しかしCIMモデルを用いることで、設計段階で支障物件を確認できるため、作業の効率化と協議の迅速化が期待されます。
施工段階で得られる効果
施工段階におけるCIMの活用は、関係者との協議や住民への説明、安全教育や安全管理、そして設計変更などの場面で重要です。
従来の2次元図面を使用した協議では施工手順の理解が難しく、合意形成に時間がかかることがありました。
しかしCIMモデルを用いることで、施工手順が3次元で視覚的に表現されるため、関係者間での理解が深まり、合意形成が迅速に進むでしょう。

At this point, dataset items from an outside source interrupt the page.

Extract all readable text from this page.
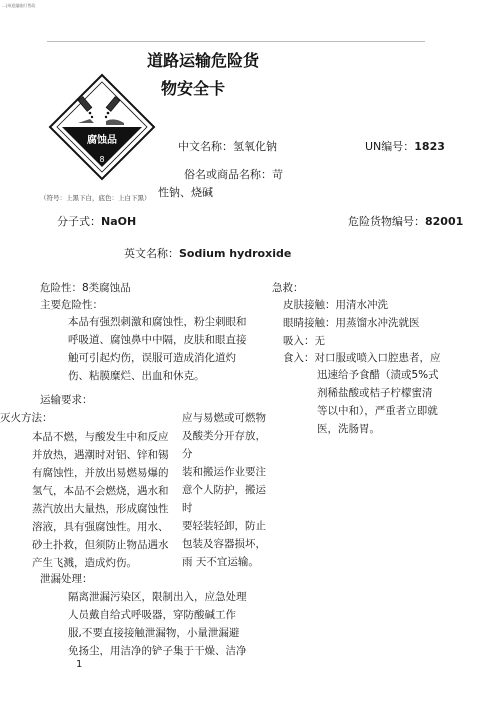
…|州迎编能叮售政
道路运输危险货
物安全卡
腐蚀品
8
（符号：上黑下白，底色：上白下黑）
中文名称：氢氧化钠	UN编号：1823
俗名或商品名称：苛
性钠、烧碱
分子式：NaOH	危险货物编号：82001
英文名称：Sodium hydroxide
危险性：8类腐蚀品
主要危险性：
本品有强烈刺激和腐蚀性，粉尘刺眼和
呼吸道、腐蚀鼻中中隔，皮肤和眼直接
触可引起灼伤，误服可造成消化道灼
伤、粘膜糜烂、出血和休克。
急救：
皮肤接触：用清水冲洗
眼睛接触：用蒸馏水冲洗就医
吸入：无
食入：对口服或喷入口腔患者，应
迅速给予食醋（渍或5%式
剂稀盐酸或桔子柠檬蜜清
等以中和），严重者立即就
医，洗肠胃。
运输要求：
灭火方法：
本品不燃，与酸发生中和反应
并放热，遇潮时对铝、锌和锡
有腐蚀性，并放出易燃易爆的
氢气，本品不会燃烧，遇水和
蒸汽放出大量热，形成腐蚀性
溶液，具有强腐蚀性。用水、
砂土扑救，但须防止物品遇水
产生飞溅，造成灼伤。
应与易燃或可燃物
及酸类分开存放，
分
装和搬运作业要注
意个人防护，搬运
时
要轻装轻卸，防止
包装及容器损坏，
雨 天不宜运输。
泄漏处理：
隔离泄漏污染区，限制出入，应急处理
人员戴自给式呼吸器，穿防酸碱工作
服,不要直接接触泄漏物，小量泄漏避
免扬尘，用洁净的铲子集于干燥、洁净
1
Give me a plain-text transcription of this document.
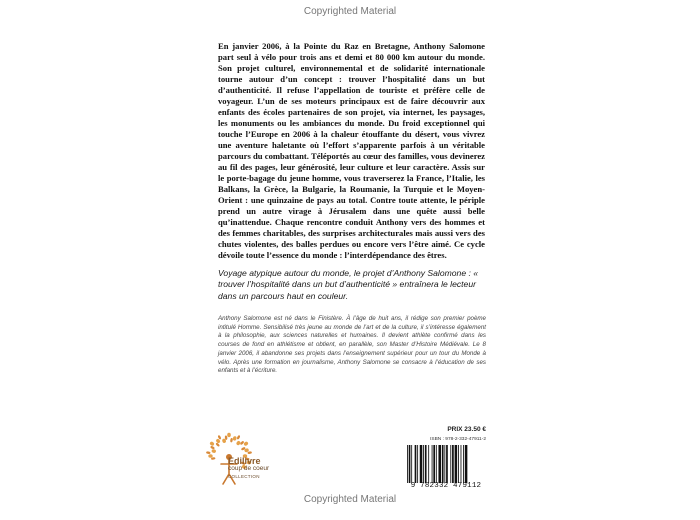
Copyrighted Material

En janvier 2006, à la Pointe du Raz en Bretagne, Anthony Salomone part seul à vélo pour trois ans et demi et 80 000 km autour du monde. Son projet culturel, environnemental et de solidarité internationale tourne autour d’un concept : trouver l’hospitalité dans un but d’authenticité. Il refuse l’appellation de touriste et préfère celle de voyageur. L’un de ses moteurs principaux est de faire découvrir aux enfants des écoles partenaires de son projet, via internet, les paysages, les monuments ou les ambiances du monde. Du froid exceptionnel qui touche l’Europe en 2006 à la chaleur étouffante du désert, vous vivrez une aventure haletante où l’effort s’apparente parfois à un véritable parcours du combattant. Téléportés au cœur des familles, vous devinerez au fil des pages, leur générosité, leur culture et leur caractère. Assis sur le porte-bagage du jeune homme, vous traverserez la France, l’Italie, les Balkans, la Grèce, la Bulgarie, la Roumanie, la Turquie et le Moyen-Orient : une quinzaine de pays au total. Contre toute attente, le périple prend un autre virage à Jérusalem dans une quête aussi belle qu’inattendue. Chaque rencontre conduit Anthony vers des hommes et des femmes charitables, des surprises architecturales mais aussi vers des chutes violentes, des balles perdues ou encore vers l’être aimé. Ce cycle dévoile toute l’essence du monde : l’interdépendance des êtres.

Voyage atypique autour du monde, le projet d’Anthony Salomone : « trouver l’hospitalité dans un but d’authenticité » entraînera le lecteur dans un parcours haut en couleur.

Anthony Salomone est né dans le Finistère. À l’âge de huit ans, il rédige son premier poème intitulé Homme. Sensibilisé très jeune au monde de l’art et de la culture, il s’intéresse également à la philosophie, aux sciences naturelles et humaines. Il devient athlète confirmé dans les courses de fond en athlétisme et obtient, en parallèle, son Master d’Histoire Médiévale. Le 8 janvier 2006, il abandonne ses projets dans l’enseignement supérieur pour un tour du Monde à vélo. Après une formation en journalisme, Anthony Salomone se consacre à l’éducation de ses enfants et à l’écriture.

Edilivre
coup de coeur
COLLECTION
PRIX 23.50 €
ISBN : 978-2-332-47911-2
9 782332 479112
Copyrighted Material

さらに、設計変更に伴う数量算出にもCIMモデルを活用することで効率化が期待されます。CIMモデルにリアルタイムで現場のデータを反映させることで、数量算出を迅速かつ正確に行うことができるため、工事出来高の把握や報告資料作成時間の短縮化が実現し、さらに設計変更に伴う修正ミスを防ぐことができます。
維持管理段階で得られる効果
維持管理の段階では、点検作業における点検箇所の特定や必要な資料の参照、補修方針の検討などにCIMが有効です。
構造物を点検する際には、CIMモデルを使用して重要な点検箇所を容易に把握できます。このモデルには損傷箇所や補修履歴などの情報が組み込まれており、直感的に点検すべき箇所を特定することができるため、点検作業の効率が向上するはずです。
さらにCIMモデルを活用することで、維持管理に必要な情報を迅速に入手できます。
従来は台帳や竣工図面、点検記録などの資料が異なる形式で管理されていましたが、CIMではこれらの情報が一元管理されています。必要な資料をすぐに参照できるため、補修作業の遅れを防ぐことができるのです。
まとめ
本記事で焦点を当てたCIMや、建築情報モデリングであるBIMは、設計段階から3次元モデルを活用し、関係者間での情報共有を促進する新しいアプローチです。
以前は、建築分野におけるBIMと土木分野におけるCIMという区別がありましたが、現在では国際的な標準に従い、統一的に「BIM/CIM」と呼ばれるようになっています。
BIM/CIMの導入により、生産性向上に伴う働き方の改革や、関係者間の迅速な意思決定、管理維持の効率化などが見込まれています。
また、ペーパーレス化やICTの活用による人手不要な施工、工期の短縮化などが実現されることで、労働時間が短縮されるだけでなく、危険な作業からも解放されるでしょう。
DXを取り入れた一歩先の企業になるためにも、BIM/CIMの導入を前向きに検討してみてください。